En Chine, la secrétaire américaine au Trésor Janet Yellen fait le job. Arrivée jeudi pour une visite de quatre jours - sa deuxième en moins d'un an - elle a martelé un message à l'adresse des dirigeants chinois : les Etats-Unis veulent des « conditions de concurrence équitables » pour les entreprises américaines.

Elle a rencontré vendredi matin le gouverneur de la province de Guangdong, la plus riche du pays et emblématique de la puissance manufacturière chinoise. Les Etats-Unis veulent « une relation économique saine » avec la Chine, lui a-t-elle assuré.

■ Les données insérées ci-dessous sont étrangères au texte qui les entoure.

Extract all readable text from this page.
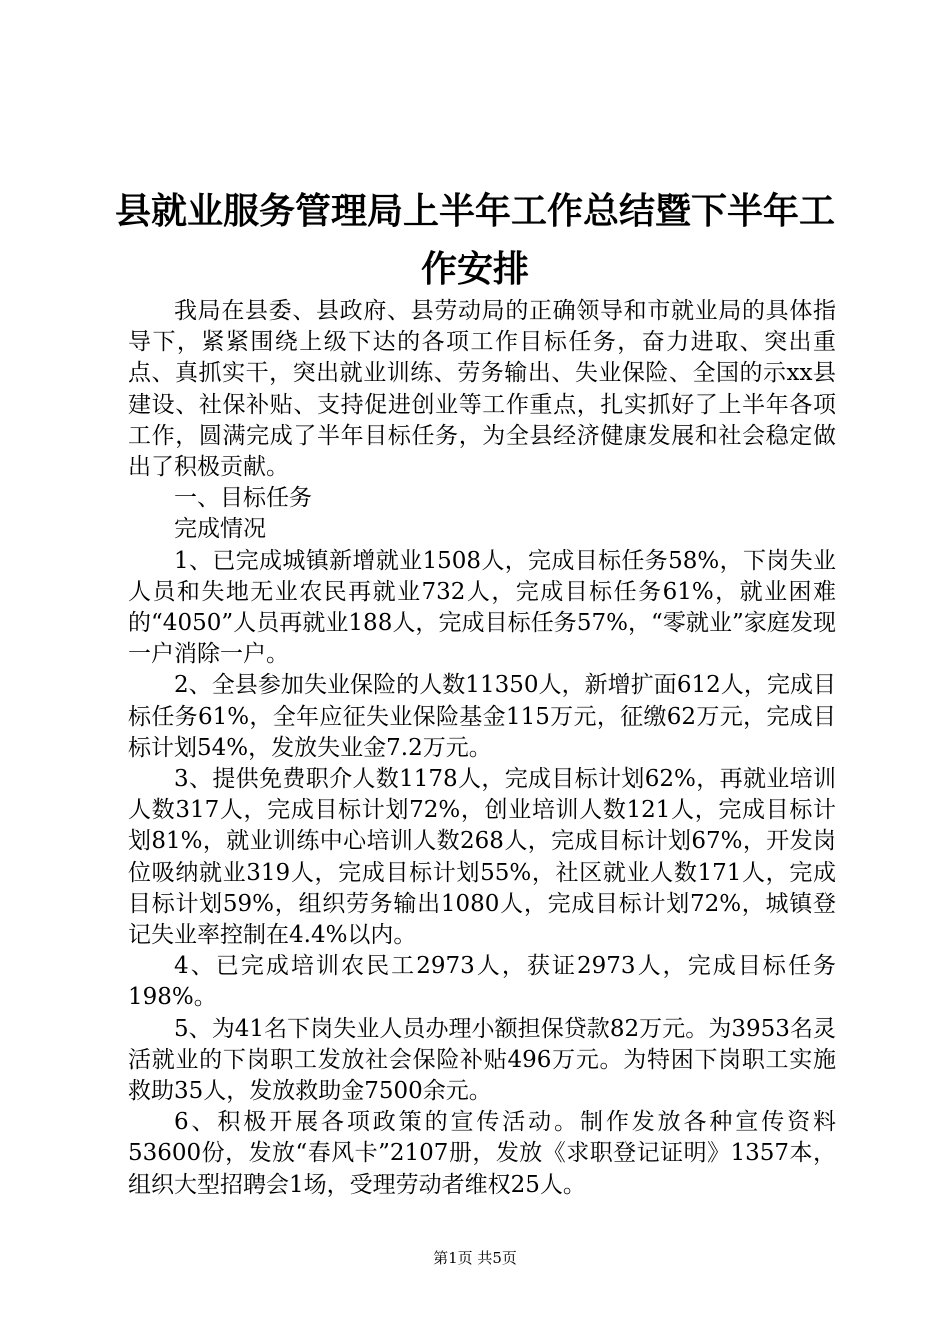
县就业服务管理局上半年工作总结暨下半年工作安排

我局在县委、县政府、县劳动局的正确领导和市就业局的具体指导下，紧紧围绕上级下达的各项工作目标任务，奋力进取、突出重点、真抓实干，突出就业训练、劳务输出、失业保险、全国的示xx县建设、社保补贴、支持促进创业等工作重点，扎实抓好了上半年各项工作，圆满完成了半年目标任务，为全县经济健康发展和社会稳定做出了积极贡献。

一、目标任务

完成情况

1、已完成城镇新增就业1508人，完成目标任务58%，下岗失业人员和失地无业农民再就业732人，完成目标任务61%，就业困难的“4050”人员再就业188人，完成目标任务57%，“零就业”家庭发现一户消除一户。

2、全县参加失业保险的人数11350人，新增扩面612人，完成目标任务61%，全年应征失业保险基金115万元，征缴62万元，完成目标计划54%，发放失业金7.2万元。

3、提供免费职介人数1178人，完成目标计划62%，再就业培训人数317人，完成目标计划72%，创业培训人数121人，完成目标计划81%，就业训练中心培训人数268人，完成目标计划67%，开发岗位吸纳就业319人，完成目标计划55%，社区就业人数171人，完成目标计划59%，组织劳务输出1080人，完成目标计划72%，城镇登记失业率控制在4.4%以内。

4、已完成培训农民工2973人，获证2973人，完成目标任务198%。

5、为41名下岗失业人员办理小额担保贷款82万元。为3953名灵活就业的下岗职工发放社会保险补贴496万元。为特困下岗职工实施救助35人，发放救助金7500余元。

6、积极开展各项政策的宣传活动。制作发放各种宣传资料53600份，发放“春风卡”2107册，发放《求职登记证明》1357本，组织大型招聘会1场，受理劳动者维权25人。

第1页 共5页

Mais, a-t-elle souligné, cela requiert « des conditions de concurrence équitables pour les entreprises américaines et leurs salariés » ainsi « qu'une communication ouverte et directe sur les domaines où nous avons des désaccords ».

Des subventions qui risquent d'entraîner un excès de production

« Cela inclut le sujet de la surcapacité industrielle de la Chine : les Etats-Unis et d'autres pays sont inquiets de sa possible propagation mondiale », a déclaré la ministre des Finances.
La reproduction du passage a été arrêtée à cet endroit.